Me ha ocurrido a veces que un matrimonio amigo me dijera: “Mira, nosotros por amor a la Iglesia, por fidelidad a ella y hasta por rutina, seguimos yendo a misa los domingos. Pero a los hijos no les podemos obligar a ir. Perderían la poca fe que les queda...”.
Hace poco, una religiosa joven, uno de esos escasos milagros que ya difícilmente se encuentran, me contó que muchas veces, antes de algunas misas, reza “pidiendo a Dios que aquella misa no le haga daño”. A las chicas por supuesto, tampoco se atreve a obligarlas a asistir, con ese panorama.
Como contraste: hace pocos años, en Roma, después de una larga misa cargada de monseñores, de trapos, de parafernalias y de hopalandas, al llegar los concelebrantes a la sacristía, tras las inclinaciones de rigor, se vuelven unos a otros diciéndose: “Una cerimonia veramente principesca...”.
Una golondrina no hace verano. Y sé que no siempre es así. Hasta conocí una parroquia de arrabal donde la gente participaba un poco más y se encontraba más como comunidad de fe. Y lo curioso es que, a aquellas misas, bajaban gentes hasta del centro de la ciudad. Otra vez le comenté a un obispo sudamericano que su celebración había sido muy viva, y me respondió: “Es que el derecho canónico no obliga a cuatro mil metros de altura”. Una golondrina no hace verano, pero varias resultan ya un síntoma. Aquí únicamente pido que, si no se acepta mi diagnóstico, se tomen al menos en serio los síntomas descritos.

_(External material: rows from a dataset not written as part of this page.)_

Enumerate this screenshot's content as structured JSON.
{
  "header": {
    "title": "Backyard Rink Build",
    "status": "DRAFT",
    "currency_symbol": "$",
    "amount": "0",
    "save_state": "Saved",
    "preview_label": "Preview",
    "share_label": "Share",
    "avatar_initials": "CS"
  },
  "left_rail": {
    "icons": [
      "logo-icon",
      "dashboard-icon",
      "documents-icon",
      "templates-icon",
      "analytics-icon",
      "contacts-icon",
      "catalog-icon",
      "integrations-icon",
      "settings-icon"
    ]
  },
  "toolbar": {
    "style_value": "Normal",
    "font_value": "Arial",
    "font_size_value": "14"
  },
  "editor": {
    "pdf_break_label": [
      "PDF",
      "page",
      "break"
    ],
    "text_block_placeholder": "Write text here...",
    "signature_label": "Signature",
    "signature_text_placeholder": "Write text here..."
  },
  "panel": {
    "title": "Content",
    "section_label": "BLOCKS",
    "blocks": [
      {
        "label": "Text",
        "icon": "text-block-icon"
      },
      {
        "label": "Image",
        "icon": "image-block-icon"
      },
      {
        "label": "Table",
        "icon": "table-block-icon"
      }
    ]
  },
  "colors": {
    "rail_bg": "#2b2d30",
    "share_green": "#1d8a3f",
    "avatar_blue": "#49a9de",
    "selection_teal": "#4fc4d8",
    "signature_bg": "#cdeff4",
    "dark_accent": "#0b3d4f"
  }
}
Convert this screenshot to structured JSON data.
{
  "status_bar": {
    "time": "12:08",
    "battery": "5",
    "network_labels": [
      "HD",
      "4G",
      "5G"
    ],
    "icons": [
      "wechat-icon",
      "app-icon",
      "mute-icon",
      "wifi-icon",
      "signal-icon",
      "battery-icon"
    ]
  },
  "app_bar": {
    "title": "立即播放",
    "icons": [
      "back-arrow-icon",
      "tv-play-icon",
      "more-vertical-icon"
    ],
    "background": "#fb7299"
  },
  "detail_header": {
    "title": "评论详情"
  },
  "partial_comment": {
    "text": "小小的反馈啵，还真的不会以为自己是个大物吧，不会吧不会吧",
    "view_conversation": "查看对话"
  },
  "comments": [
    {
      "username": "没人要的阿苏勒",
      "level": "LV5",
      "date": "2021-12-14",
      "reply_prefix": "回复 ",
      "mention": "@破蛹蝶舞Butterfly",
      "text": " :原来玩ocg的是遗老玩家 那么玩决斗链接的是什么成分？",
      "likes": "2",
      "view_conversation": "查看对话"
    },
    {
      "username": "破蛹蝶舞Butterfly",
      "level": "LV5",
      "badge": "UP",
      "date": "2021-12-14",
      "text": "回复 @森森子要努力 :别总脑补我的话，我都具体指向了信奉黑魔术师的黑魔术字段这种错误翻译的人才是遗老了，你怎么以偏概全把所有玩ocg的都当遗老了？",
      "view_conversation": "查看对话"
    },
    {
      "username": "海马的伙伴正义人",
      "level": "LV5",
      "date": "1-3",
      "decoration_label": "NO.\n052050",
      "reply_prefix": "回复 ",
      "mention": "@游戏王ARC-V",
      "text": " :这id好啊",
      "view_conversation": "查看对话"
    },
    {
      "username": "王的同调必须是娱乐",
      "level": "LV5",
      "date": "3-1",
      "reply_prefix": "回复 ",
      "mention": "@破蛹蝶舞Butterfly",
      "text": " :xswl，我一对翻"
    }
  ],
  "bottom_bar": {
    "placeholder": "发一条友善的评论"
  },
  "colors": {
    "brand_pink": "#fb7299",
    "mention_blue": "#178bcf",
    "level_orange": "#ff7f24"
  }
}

Porque mi diagnóstico es serio:
la liturgia es hoy una alarmante fuente de pérdidas de fe. Hace años mi colega José María Rovira Belloso alertaba sobre la responsabilidad de una institución como la Iglesia que al menos una vez por semana tiene a su disposición un auditorio numeroso y bien dispuesto. Aquella alerta debería ser hoy una alarma. Y no reclamo éxtasis compartidos ni gratas cenestesias espirituales. El pueblo de Dios es, en este punto, más sensato de lo que parece: sabe lo que dan de sí las cosas, y sólo quisiera salir del marasmo y que se le facilite rezar un poco.
En mi opinión, la reforma litúrgica sigue siendo una asignatura pendiente. La pasada reforma del Vaticano II no hizo más que quitar al rey el vestido del latín, y entonces vimos que el rey “estaba desnudo”. Reconozco que tras el pasado concilio se cometieron muchas imprudencias inútiles, que quizás obligaron a un cierto control. Pero me concederán que la reforma posconciliar parece hecha desde un despacho, sin pensar en ese pueblo de Dios que había de ser su auténtico destinatario.
El resultado es que (pese a mil esfuerzos loables en cantos y guitarras) las misas dominicales son una impresionante inflación de palabras, pronunciadas por un solo actor que igual podría ser una cinta magnetofónica: pocas veces da la sensación de estar dirigiéndose al pueblo o estar dirigiéndose a Dios (cosa desde luego bien difícil), sino sólo de “soltar el rollo” que toca aquel día.
Esta sensación viene arrastrándose hace años. Pero en cuanto alguien intentaba buscar remedio le llovían avisos y amenazas; o denuncias a Roma por parte de todos esos que –como decía Jesús– se dedican a colar la menta y el comino para dispensarse de la justicia y la misericordia. Sería interesante si algún día, obispos y superiores mayores religiosos se atrevieran a reconocer la cantidad de advertencias recibidas de Roma por causa de algunas “imprudencias litúrgicas”. De producirse, abriríamos unos ojos como platos.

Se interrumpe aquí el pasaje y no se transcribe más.